AnthropicBackend Provider runtime Native Citations API + cache_control Provider enforces that every cite references a supplied document. Prompt-caching on by default — repeat-source RAG bills cache-read prices on subsequent calls.
OpenRouterBackend Provider runtime (per upstream) Strict JSON via OpenAI wire format Routes to Anthropic / OpenAI / Google / Mistral / Groq / Fireworks / Together / Cohere. provider.require_parameters: true (default) refuses to land on upstreams that don't honour strict mode — preserves the guarantee end-to-end.
FireworksBackend Provider runtime Native GBNF (type: grammar) The cleanest "logit-tier on a hosted API" backend — citeformer's cite-id GBNF rule is dropped in unchanged via Fireworks's grammar mode. Same constraint that masks logits inside HFBackend, just running on Fireworks's GPUs.
TogetherBackend Provider runtime Strict json_schema Strict structured outputs on Together's open-weight upstreams (Llama / Qwen / DeepSeek / …).
GeminiBackend Provider runtime response_schema (OpenAPI subset) Constrained generation on Gemini 1.5+ / 2.x.
MistralBackend Provider runtime response_format strict JSON mistral-large-2411+.

All eight backends produce the same GenerationResult — the orchestration, verify, and render layers are backend-agnostic. The choice between in-process and provider-runtime masking is mostly an operational question: do you want to host the model, or pay someone to do it?
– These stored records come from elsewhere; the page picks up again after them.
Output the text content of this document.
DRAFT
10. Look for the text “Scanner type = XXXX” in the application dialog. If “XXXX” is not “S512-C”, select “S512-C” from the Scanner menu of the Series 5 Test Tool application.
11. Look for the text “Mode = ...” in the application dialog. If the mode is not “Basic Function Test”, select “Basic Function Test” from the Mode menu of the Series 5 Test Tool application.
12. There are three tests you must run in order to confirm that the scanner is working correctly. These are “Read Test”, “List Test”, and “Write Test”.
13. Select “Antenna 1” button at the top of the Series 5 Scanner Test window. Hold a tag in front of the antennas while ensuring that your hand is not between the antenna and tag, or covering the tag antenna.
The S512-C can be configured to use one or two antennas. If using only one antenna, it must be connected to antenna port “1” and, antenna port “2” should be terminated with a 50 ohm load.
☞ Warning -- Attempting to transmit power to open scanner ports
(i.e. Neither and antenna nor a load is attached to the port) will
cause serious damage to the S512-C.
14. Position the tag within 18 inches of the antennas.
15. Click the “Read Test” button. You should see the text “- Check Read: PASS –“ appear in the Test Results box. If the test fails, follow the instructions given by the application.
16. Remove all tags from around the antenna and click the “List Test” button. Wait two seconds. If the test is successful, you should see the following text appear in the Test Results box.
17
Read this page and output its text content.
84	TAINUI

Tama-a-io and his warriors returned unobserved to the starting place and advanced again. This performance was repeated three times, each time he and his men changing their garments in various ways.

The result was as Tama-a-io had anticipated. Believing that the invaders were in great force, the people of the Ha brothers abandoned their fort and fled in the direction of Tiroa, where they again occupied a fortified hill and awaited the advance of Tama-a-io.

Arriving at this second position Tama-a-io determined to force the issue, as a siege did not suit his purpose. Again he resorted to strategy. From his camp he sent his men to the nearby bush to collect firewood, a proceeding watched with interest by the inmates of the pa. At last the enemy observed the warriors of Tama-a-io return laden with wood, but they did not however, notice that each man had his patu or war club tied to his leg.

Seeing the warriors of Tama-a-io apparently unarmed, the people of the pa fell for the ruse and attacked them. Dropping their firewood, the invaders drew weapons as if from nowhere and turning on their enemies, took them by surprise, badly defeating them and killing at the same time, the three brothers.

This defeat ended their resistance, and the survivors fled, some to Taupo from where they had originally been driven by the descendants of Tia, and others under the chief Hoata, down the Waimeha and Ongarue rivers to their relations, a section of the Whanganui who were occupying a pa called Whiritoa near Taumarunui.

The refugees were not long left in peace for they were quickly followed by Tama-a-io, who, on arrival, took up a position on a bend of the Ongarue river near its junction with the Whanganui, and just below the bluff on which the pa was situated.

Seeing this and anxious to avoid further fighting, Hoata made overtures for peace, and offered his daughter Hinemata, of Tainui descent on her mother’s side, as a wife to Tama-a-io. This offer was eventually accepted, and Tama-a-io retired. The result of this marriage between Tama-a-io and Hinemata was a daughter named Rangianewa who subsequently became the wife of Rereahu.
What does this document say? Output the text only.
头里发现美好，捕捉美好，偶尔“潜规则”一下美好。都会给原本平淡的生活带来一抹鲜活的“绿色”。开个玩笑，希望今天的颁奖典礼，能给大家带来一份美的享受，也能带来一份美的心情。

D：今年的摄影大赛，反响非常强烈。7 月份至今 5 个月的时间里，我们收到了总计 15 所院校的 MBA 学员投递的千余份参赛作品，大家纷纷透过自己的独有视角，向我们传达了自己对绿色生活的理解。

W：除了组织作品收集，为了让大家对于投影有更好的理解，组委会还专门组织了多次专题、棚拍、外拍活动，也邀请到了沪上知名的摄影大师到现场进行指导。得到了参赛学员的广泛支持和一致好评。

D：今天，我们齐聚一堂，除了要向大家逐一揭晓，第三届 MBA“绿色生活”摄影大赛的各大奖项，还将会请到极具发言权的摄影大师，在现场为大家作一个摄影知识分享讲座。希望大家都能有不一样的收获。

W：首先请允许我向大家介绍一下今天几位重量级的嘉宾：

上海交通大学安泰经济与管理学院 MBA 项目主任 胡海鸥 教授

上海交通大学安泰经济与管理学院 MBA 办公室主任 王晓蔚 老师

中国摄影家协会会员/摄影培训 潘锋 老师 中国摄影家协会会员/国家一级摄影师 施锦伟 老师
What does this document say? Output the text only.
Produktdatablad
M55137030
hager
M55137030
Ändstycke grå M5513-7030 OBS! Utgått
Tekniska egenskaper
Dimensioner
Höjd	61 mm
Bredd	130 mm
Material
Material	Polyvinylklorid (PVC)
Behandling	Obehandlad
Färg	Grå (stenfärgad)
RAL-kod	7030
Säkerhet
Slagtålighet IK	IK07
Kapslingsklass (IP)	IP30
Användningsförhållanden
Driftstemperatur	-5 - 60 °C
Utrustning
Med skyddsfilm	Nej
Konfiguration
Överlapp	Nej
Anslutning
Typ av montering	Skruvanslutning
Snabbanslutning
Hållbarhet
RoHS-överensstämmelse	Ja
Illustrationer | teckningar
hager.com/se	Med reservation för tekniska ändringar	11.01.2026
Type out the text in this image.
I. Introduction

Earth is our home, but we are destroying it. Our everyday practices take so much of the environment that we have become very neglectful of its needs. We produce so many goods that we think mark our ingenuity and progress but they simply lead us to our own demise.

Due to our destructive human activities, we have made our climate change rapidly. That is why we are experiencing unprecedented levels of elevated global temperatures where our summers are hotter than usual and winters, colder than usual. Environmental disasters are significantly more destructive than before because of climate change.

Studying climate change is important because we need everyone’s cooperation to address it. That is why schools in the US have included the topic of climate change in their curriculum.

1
The structural guarantee — fabricated cite ids are token-impossible to emit — holds either way.

The bibliography pipeline is unchanged regardless: references are rendered deterministically by our home-grown formatters, never by the model.

Token usage + cost

API-backend GenerationResult carries a usage: TokenUsage | None field with input_tokens, output_tokens, optional cache_creation_input_tokens / cache_read_input_tokens (Anthropic prompt-caching), and cost_credits (OpenRouter exposes a per-call cost in OR credits — 1 credit ≈ $1 USD by default but the unit is credits, not dollars; other providers leave it None and consumers price tokens themselves). Local backends leave usage = None — token accounting is meaningless when you control the runtime.